Premi e impressioni dal Torino Film Festival 2014
Si è conclusa il 29 novembre la 32° edizione del Torino Film Festival. I festival del cinema si sa, costituiscono nella maggior parte dei casi un tour de force massacrante che spinge appassionati, cinefili e giornalisti a saltare da una sala all’altra con una media impressionante di cinque, o più film al giorno.
Dopo dodici film per 1.167 minuti totali di visione in tre giorni e mezzo, esprimere opinioni singolari non è sempre facile e trovare un filo conduttore che lega i film è pressoché impossibile, per le diverse tematiche, gli stili e le sezioni di appartenenza.
Tuttavia, sembra che il filo rosso della maggior parte dei titoli in circolazione, sia stato il citazionismo di topoi e stilemi di un cinema precedente. La sensazione che rimane è, però, quella di una ripresa sempre più simile al passato ma altrettanto incompleta; come se, il ricorso a materiali di generi classici e tematiche già viste e riviste non riesca ad andare oltre e creare qualcosa di davvero inedito.
Succede ad esempio nel crime story- dalle tinte nere The Drop di Michael R.Roskam che si muove nella direzione del noir anni quarante e di Drive di Nicholas Refn per le ambientazioni e per la costruzione del personaggio principale (Tom Hardly), in Wild di J.M Vallée che è in debito con i recenti biopic on the road quali Into the Wild e Tracks; in The Homesman, secondo lungometraggio diretto dall’attore Tommy Lee Jones, che scardina da dentro il genere classico del western in un’operazione analoga a quella dei fratelli Coen (Il grinta) e Tarantino (Django).
Brillano invece di luce propria i documentari, uno per tutti il lirico 20,000 Days on Earth, sulla vita di Nick Cave non solo perché si sta parlando di un personaggio già sfrontatamente cinematografico, ma soprattutto per la capacità dei due registi, Ian Forsyth e Jane Pollard, di trasformare in immagine la filosofia musicale e il procedimento creativo dell’artista.
Sul fronte italiano degno di nota è stato Luoghi comuni di Mario Gomes e Marco Ugolini che ritrae nel suo quotidiano il filosofo italiano Paolo Virno, attivista politico durante il periodo delle brigate rosse.

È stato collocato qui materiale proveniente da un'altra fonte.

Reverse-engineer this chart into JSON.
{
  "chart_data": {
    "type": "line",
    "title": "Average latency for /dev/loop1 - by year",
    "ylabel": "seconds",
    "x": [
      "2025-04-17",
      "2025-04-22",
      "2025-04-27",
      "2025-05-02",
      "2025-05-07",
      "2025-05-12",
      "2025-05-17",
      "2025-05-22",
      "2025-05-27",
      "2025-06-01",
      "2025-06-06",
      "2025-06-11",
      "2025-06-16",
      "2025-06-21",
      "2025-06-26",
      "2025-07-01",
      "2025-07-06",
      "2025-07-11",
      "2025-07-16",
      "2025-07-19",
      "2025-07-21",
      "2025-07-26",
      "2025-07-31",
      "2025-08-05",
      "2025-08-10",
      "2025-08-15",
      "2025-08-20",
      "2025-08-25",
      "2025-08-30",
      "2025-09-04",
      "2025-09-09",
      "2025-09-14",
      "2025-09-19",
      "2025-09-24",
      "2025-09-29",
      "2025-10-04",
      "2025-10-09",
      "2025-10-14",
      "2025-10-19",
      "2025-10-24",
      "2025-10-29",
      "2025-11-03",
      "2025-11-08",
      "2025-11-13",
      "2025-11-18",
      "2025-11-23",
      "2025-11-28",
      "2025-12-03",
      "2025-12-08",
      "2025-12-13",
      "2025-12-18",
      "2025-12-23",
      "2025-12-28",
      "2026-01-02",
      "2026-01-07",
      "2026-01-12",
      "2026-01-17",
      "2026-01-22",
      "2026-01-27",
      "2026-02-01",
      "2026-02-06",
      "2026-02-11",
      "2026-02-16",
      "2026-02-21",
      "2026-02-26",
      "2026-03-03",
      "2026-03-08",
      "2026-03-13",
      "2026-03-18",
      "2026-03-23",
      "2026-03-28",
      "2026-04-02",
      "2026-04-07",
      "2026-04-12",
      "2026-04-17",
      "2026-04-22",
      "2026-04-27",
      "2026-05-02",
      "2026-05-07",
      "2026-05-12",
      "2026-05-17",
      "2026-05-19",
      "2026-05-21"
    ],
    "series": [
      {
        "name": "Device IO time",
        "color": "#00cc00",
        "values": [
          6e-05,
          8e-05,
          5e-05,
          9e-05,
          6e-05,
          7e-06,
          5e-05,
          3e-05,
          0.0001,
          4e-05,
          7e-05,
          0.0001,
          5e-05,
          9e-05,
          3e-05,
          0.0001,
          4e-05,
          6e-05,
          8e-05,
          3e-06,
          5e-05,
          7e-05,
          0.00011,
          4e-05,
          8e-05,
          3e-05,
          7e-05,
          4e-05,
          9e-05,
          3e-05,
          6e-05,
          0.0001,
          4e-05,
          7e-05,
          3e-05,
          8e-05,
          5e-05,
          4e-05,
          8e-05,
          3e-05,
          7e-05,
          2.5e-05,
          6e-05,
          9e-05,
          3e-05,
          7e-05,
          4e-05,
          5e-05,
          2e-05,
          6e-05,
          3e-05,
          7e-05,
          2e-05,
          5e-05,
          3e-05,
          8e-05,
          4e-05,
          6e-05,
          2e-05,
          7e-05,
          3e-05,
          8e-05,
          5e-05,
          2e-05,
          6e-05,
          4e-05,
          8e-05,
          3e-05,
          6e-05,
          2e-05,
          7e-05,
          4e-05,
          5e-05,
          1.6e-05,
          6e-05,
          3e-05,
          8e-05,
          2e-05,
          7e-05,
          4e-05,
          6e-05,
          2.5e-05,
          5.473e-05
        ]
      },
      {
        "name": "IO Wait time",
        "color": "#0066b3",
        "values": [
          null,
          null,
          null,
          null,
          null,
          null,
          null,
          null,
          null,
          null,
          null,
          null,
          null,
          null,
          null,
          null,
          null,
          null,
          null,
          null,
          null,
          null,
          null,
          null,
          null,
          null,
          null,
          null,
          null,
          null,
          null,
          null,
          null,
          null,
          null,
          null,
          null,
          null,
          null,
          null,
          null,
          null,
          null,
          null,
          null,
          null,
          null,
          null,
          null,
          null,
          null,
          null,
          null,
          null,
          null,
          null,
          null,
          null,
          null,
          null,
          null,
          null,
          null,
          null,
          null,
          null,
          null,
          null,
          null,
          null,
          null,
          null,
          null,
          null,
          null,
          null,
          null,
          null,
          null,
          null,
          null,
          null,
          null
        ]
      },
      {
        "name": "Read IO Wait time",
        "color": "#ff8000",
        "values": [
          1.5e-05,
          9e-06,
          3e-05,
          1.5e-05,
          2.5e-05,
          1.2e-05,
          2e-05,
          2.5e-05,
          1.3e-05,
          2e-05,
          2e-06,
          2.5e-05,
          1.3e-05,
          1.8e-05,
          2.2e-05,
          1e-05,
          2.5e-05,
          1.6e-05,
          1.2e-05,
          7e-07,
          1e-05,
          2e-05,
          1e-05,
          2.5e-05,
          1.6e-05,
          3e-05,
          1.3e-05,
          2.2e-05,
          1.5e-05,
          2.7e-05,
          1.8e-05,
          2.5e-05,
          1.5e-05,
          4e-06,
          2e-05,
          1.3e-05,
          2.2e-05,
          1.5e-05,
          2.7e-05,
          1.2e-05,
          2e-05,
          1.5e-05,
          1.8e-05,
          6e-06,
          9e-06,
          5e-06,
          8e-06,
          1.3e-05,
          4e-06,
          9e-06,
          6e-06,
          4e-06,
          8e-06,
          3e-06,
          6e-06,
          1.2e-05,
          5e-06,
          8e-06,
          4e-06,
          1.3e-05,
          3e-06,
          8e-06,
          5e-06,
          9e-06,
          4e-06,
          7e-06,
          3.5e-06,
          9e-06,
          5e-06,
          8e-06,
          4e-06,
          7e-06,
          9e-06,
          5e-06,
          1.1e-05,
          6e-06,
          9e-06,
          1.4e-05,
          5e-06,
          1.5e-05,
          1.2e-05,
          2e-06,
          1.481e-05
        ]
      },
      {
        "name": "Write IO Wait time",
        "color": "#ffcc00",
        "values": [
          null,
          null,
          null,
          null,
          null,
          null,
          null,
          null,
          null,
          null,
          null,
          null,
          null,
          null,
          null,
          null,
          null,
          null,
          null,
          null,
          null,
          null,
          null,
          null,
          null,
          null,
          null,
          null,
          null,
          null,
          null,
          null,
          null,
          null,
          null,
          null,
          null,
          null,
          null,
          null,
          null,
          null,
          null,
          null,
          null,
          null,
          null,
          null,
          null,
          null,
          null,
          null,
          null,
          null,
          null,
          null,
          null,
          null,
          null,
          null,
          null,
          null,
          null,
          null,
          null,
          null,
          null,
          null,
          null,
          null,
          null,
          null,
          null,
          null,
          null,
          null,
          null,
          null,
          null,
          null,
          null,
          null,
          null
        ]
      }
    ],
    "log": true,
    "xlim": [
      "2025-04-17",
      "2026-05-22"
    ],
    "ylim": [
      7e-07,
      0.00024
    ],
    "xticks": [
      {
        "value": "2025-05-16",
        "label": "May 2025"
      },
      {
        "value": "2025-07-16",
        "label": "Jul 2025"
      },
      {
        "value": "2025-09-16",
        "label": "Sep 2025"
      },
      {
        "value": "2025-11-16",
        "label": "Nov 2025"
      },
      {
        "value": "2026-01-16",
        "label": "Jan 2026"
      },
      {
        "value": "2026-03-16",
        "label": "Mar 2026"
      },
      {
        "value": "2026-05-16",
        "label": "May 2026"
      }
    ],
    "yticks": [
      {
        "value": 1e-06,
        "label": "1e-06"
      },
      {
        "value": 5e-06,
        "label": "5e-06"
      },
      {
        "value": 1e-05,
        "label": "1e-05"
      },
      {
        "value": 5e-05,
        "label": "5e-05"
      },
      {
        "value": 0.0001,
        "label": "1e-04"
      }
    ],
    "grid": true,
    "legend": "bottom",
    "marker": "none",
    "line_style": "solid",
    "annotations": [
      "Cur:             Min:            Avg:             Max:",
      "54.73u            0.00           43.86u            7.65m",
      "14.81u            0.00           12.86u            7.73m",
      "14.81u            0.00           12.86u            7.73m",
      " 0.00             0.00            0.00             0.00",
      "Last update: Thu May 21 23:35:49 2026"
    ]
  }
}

A parte le impressioni e i commenti strettamente personali è giunto il momento di annunciare la lunga lista di premi che sono stati assegnati dalle diverse giurie durante questa 32° edizione.
Il premio per il miglior film in concorso è andato al francese Mange tes morts di Jean-Charles Hue che narra le vicende dei Dorkel, una famiglia nomade di etnia jenisch.
Il Premio Speciale della giuria è andato invece a For Some Inexplicable Reason di Gábor Reisz (Ungheria), e l’italiano N-Capace di Eleonora Danco ha ricevuto la menzione speciale della giuria «perché dimostra di essere una grande promessa per il futuro e perché ci ha colpito emotivamente e intellettualmente con un ritratto, così lirico e penetrante, dell’Italia di oggi».
I premi per la miglior intrepretazione femminile sono stati vinti da Sidse Babett Knudsen, per ruolo di Cynthia in The Duke of Burgundy di Peter Strickland (UK), e da Hadas Yaron, per il ruolo di Meira in Felix & Meira di Maxime Giroux (Canada), il miglior attore è stato Luzer Twersky per Shulem sempre per Felix & Meira.
What We Do in the Shadows, il mockumentary neo zelandese sulle vicende di quattro vampiri che condividono lo stesso appartemento di Jemaine Clement ha vinto il premio per la migliore sceneggiatura e, For Some Inexplicable Reason di Gábor Reisz (Ungheria) viene premiato dal pubblico.
Sul fronte dei documentari, Endless Escape, Eternal Return di Harutyun Khachatryan (Armenia/Olanda/Svizzera) vince il premio per il miglior film internazionale «per la sua sensibilità verso gli elementi più autentici del cinema e il loro uso consapevole e attento».
Il premio speciale della giuria per Internazionale.doc va a Snakeskin di Daniel Hui (Singapore/Portogallo); per la sezione Italiana.Doc, la giuria considera Rada di Alessandro Abba Legnazzi il miglior docu-film, mentre 24 heures sur place di Ila Bêka e Louise Lemoine (Francia/Italia, 2014) si aggiudica il premio speciale della giuria.
Il francese Mercuriales, che ritrae con autentica veridicità lo spaccato di vita di due adolescenti nella periferia desolata francese di Virgil Vernier vince il premio Fipresci i e il premio Cipputi va al documentario sul mondo del lavoro Triangle di Costanza Quatriglio per aver saputo raccontare due drammi accaduti sul posto di lavoro, nel 2011 a Barletta e nel 1911 a NY, con inedite soluzioni di parallelismo e continuità.